Kisses, caresses, coitus, conception, approval, self-perpetuation? In the mix, there are power-relations of conquest and submission, love and hate, approval and opprobium, the giving and receiving of pleasure, cramps and orgasm, wanted and unwanted offspring, trophies and anxieties, both “little deaths” and immortalities— what and where again was that discrete object? The other person does not fill in a lack, so much. You and they, combined, act as the loci of many forces.
The “acquisition” of the sexual object is not as simple as filling a person-shaped hole in your Being. Nor do we wish, fundamentally, to do so, to accomplish an end or capture a telos. Sexual desire-as-desire is not the wish to ejaculate or procreate, or to complete any end. Likewise, with eating, our food-desires do not strive merely for the elimination of a lack— we want to eat, to starve then savor, to sample and combine, to expand our desires and stomachs. Hunger and nourishment are merely the premise for our food-desires, the give-and-take that agitates our food-desires. Just as the veiling-and-unveiling dynamic might pique the libido and get us to commit countless, filthy acts that I blush to name. In the larger sense, desire does not strive for satisfaction: it moves, it agitates, it keeps lacks open, it fills them, it overfills them, it digs new ones.

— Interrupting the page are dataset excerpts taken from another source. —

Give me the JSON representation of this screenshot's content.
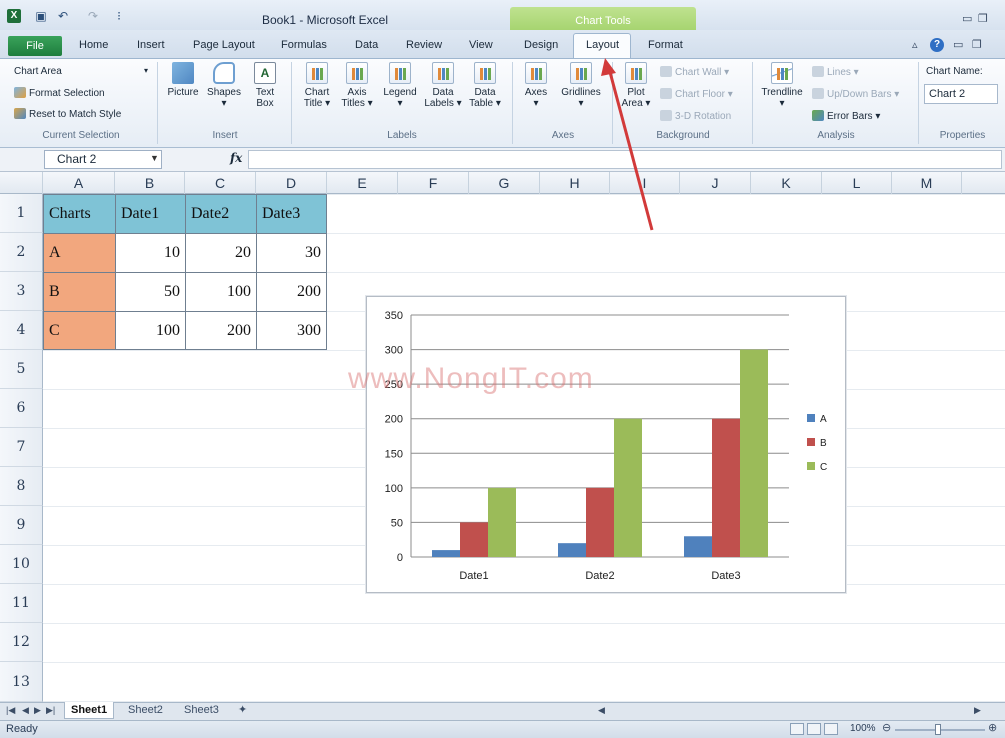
{
  "window": {
    "title": "Book1 - Microsoft Excel",
    "context_tab_group": "Chart Tools"
  },
  "colors": {
    "chart_tools_green": "#9fd067",
    "header_fill": "#7fc3d6",
    "category_fill": "#f2a77e",
    "series_a": "#4f81bd",
    "series_b": "#c0504d",
    "series_c": "#9bbb59",
    "annotation_arrow": "#d23a3a"
  },
  "tabs": {
    "file": "File",
    "home": "Home",
    "insert": "Insert",
    "page_layout": "Page Layout",
    "formulas": "Formulas",
    "data": "Data",
    "review": "Review",
    "view": "View",
    "design": "Design",
    "layout": "Layout",
    "format": "Format"
  },
  "ribbon": {
    "current_selection": {
      "dropdown": "Chart Area",
      "format_selection": "Format Selection",
      "reset": "Reset to Match Style",
      "label": "Current Selection"
    },
    "insert": {
      "picture": "Picture",
      "shapes": "Shapes",
      "text": "Text",
      "box": "Box",
      "label": "Insert"
    },
    "labels": {
      "chart": "Chart",
      "chart_sub": "Title",
      "axis": "Axis",
      "axis_sub": "Titles",
      "legend": "Legend",
      "data_labels": "Data",
      "data_labels_sub": "Labels",
      "data_table": "Data",
      "data_table_sub": "Table",
      "label": "Labels"
    },
    "axes": {
      "axes": "Axes",
      "gridlines": "Gridlines",
      "label": "Axes"
    },
    "background": {
      "plot": "Plot",
      "plot_sub": "Area",
      "chart_wall": "Chart Wall",
      "chart_floor": "Chart Floor",
      "rotation": "3-D Rotation",
      "label": "Background"
    },
    "analysis": {
      "trendline": "Trendline",
      "lines": "Lines",
      "updown": "Up/Down Bars",
      "error_bars": "Error Bars",
      "label": "Analysis"
    },
    "properties": {
      "chart_name_label": "Chart Name:",
      "chart_name_value": "Chart 2",
      "label": "Properties"
    }
  },
  "formula_bar": {
    "name_box": "Chart 2",
    "fx": "fx"
  },
  "columns": [
    "A",
    "B",
    "C",
    "D",
    "E",
    "F",
    "G",
    "H",
    "I",
    "J",
    "K",
    "L",
    "M"
  ],
  "rows": [
    "1",
    "2",
    "3",
    "4",
    "5",
    "6",
    "7",
    "8",
    "9",
    "10",
    "11",
    "12",
    "13"
  ],
  "table": {
    "header": [
      "Charts",
      "Date1",
      "Date2",
      "Date3"
    ],
    "body": [
      [
        "A",
        "10",
        "20",
        "30"
      ],
      [
        "B",
        "50",
        "100",
        "200"
      ],
      [
        "C",
        "100",
        "200",
        "300"
      ]
    ]
  },
  "watermark": "www.NongIT.com",
  "chart_data": {
    "type": "bar",
    "categories": [
      "Date1",
      "Date2",
      "Date3"
    ],
    "series": [
      {
        "name": "A",
        "values": [
          10,
          20,
          30
        ]
      },
      {
        "name": "B",
        "values": [
          50,
          100,
          200
        ]
      },
      {
        "name": "C",
        "values": [
          100,
          200,
          300
        ]
      }
    ],
    "ylim": [
      0,
      350
    ],
    "yticks": [
      0,
      50,
      100,
      150,
      200,
      250,
      300,
      350
    ],
    "grid": true,
    "legend": "right"
  },
  "sheets": [
    "Sheet1",
    "Sheet2",
    "Sheet3"
  ],
  "status": {
    "ready": "Ready",
    "zoom": "100%"
  }
}
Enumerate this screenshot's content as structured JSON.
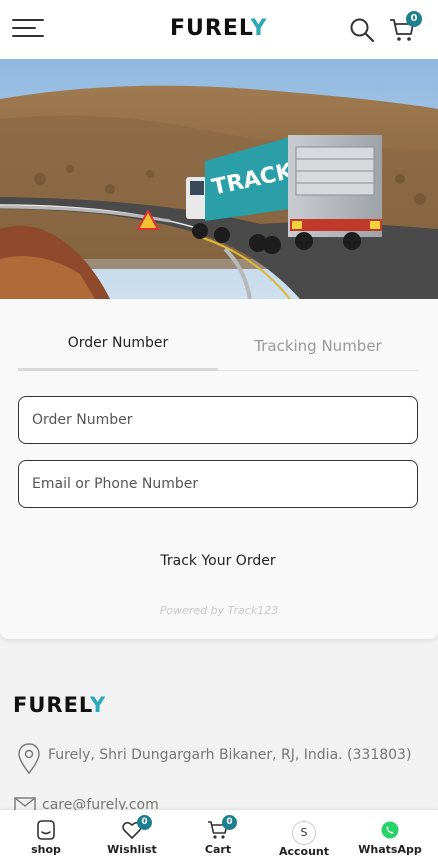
{
  "header": {
    "logo_main": "FUREL",
    "logo_accent": "Y",
    "icons": [
      "menu-icon",
      "search-icon",
      "cart-icon"
    ],
    "cart_count": "0"
  },
  "hero": {
    "truck_text": "TRACKING"
  },
  "tracker": {
    "tabs": [
      {
        "label": "Order Number",
        "active": true
      },
      {
        "label": "Tracking Number",
        "active": false
      }
    ],
    "order_placeholder": "Order Number",
    "email_placeholder": "Email or Phone Number",
    "track_button": "Track Your Order",
    "powered_by": "Powered by Track123"
  },
  "footer": {
    "logo_main": "FUREL",
    "logo_accent": "Y",
    "address": "Furely, Shri Dungargarh Bikaner, RJ, India. (331803)",
    "email": "care@furely.com"
  },
  "bottom_nav": {
    "items": [
      {
        "label": "shop",
        "icon": "shop-icon"
      },
      {
        "label": "Wishlist",
        "icon": "heart-icon",
        "badge": "0"
      },
      {
        "label": "Cart",
        "icon": "cart-icon",
        "badge": "0"
      },
      {
        "label": "Account",
        "icon": "account-icon",
        "initial": "S"
      },
      {
        "label": "WhatsApp",
        "icon": "whatsapp-icon"
      }
    ]
  },
  "colors": {
    "accent": "#1e7f8f",
    "logo_accent": "#2aa9b8",
    "whatsapp": "#25d366"
  }
}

Sex and food aside, what about other desires? Say that I love dancing— tapdancing. What is the desired object of tapdancing? What is the lack that outlines the shape of this object? What would count as the final and strived-for unity in the dancing-desire? It seems obvious here that dancing-desire is a positively rather negatively defined force, that spreads, perpetuates, and bleeds into other desires. Something that grows not towards any telos or completed end, but centrifugally and into new varieties, much in the manner of a Nietzschean will-to-power or Dewey’s growth-for-growth’s-sake.
This Object-fills-Lack picture of desire leaves us bewildered then when we come to understand desires in larger chunks, like the will-to-live and the lust-for-life. It compels us to ask: what is its object then? What is its end? What would eliminate this lack and give us final unity once more?

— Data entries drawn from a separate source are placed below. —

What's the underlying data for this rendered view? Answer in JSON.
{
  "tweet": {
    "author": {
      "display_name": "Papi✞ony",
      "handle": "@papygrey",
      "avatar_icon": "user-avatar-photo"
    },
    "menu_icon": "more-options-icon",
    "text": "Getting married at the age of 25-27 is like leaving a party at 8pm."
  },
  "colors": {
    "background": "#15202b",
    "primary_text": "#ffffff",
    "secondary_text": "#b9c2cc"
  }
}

Within the Object-fills-Lack thinking, we have two answers to this. Either we become a whole object subsumed within a larger desire— a greater purpose or divine desire outside of ourselves— or we posit Death itself as a culmination of life-desire… Perfectly sensible within this thinking. If there must be an ultimate object, and any corresponding life-desire is an inversely-shaped hole yawning at the center of our Being, what else could fill and complete this lack other than this: our sacrifice, our Death, our lives and bodies filling the lack of an open grave?

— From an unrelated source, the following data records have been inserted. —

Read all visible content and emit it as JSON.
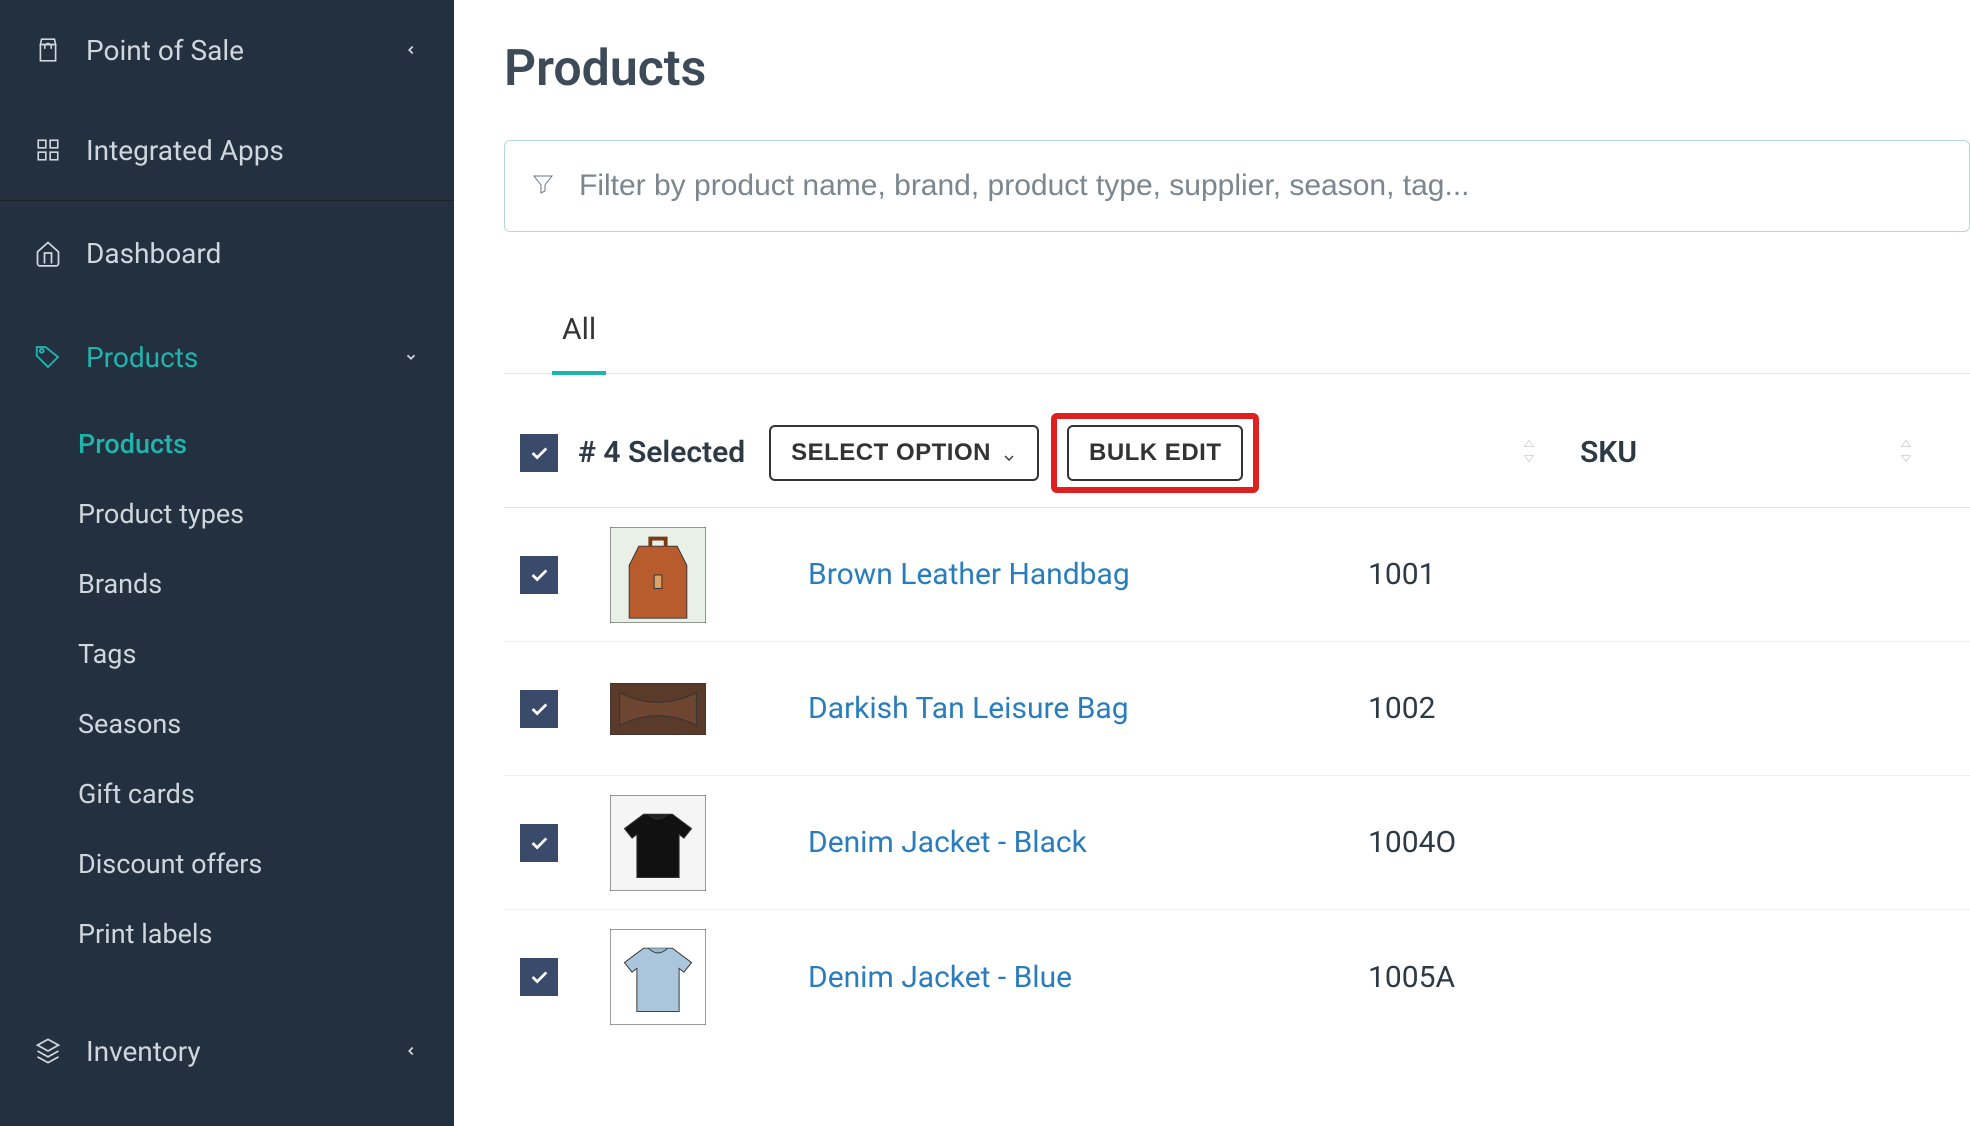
{
  "sidebar": {
    "top": [
      {
        "id": "pos",
        "label": "Point of Sale",
        "hasChevronLeft": true
      },
      {
        "id": "apps",
        "label": "Integrated Apps"
      }
    ],
    "main": [
      {
        "id": "dashboard",
        "label": "Dashboard"
      },
      {
        "id": "products",
        "label": "Products",
        "active": true,
        "expanded": true
      },
      {
        "id": "inventory",
        "label": "Inventory",
        "hasChevronLeft": true
      }
    ],
    "products_sub": [
      {
        "id": "products",
        "label": "Products",
        "active": true
      },
      {
        "id": "product-types",
        "label": "Product types"
      },
      {
        "id": "brands",
        "label": "Brands"
      },
      {
        "id": "tags",
        "label": "Tags"
      },
      {
        "id": "seasons",
        "label": "Seasons"
      },
      {
        "id": "gift-cards",
        "label": "Gift cards"
      },
      {
        "id": "discount-offers",
        "label": "Discount offers"
      },
      {
        "id": "print-labels",
        "label": "Print labels"
      }
    ]
  },
  "page": {
    "title": "Products",
    "filter_placeholder": "Filter by product name, brand, product type, supplier, season, tag...",
    "tab_all": "All",
    "selected_text": "# 4 Selected",
    "select_option_btn": "SELECT OPTION",
    "bulk_edit_btn": "BULK EDIT",
    "sku_header": "SKU"
  },
  "products": [
    {
      "name": "Brown Leather Handbag",
      "sku": "1001",
      "thumb": "handbag-brown"
    },
    {
      "name": "Darkish Tan Leisure Bag",
      "sku": "1002",
      "thumb": "bag-tan"
    },
    {
      "name": "Denim Jacket - Black",
      "sku": "1004O",
      "thumb": "jacket-black"
    },
    {
      "name": "Denim Jacket - Blue",
      "sku": "1005A",
      "thumb": "jacket-blue"
    }
  ]
}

I come from another school on this one. A school that does not think of our death as necessarily ours or as an attainment, a fullness, or as absolutely fundamental to life or desire. Life-drives or life-desires could just as easily yearn for an immortality, somewhat to the degree that Unamuno conceives it. He quotes Spinoza to prop up his meaning on this one. From Part III of the Ethics: “Unaquaeque res, quatenus in se est, in suo esse perseverare conatur —tht is, Everything, in so far as it is in itself, endeavors to persist in its own being.” I borrow this again, not as a metaphysical proposition, but as a guiding image: that life-drives strive and plead for more time on the Clock. That the youthful boy of twenty (or the hyperthyroidal man of thirty), with desires full to brimming, has at his center an immortality rather than his mortality. He has more time to begin undertakings, the ones most fundamental to his self-creation. Death is an exteriority, perhaps as it is traditionally and mythically conceived. Death is, once again, a wraith and a visitor… A party-pooper. Related to life as closing-time is to a mall or supermarket.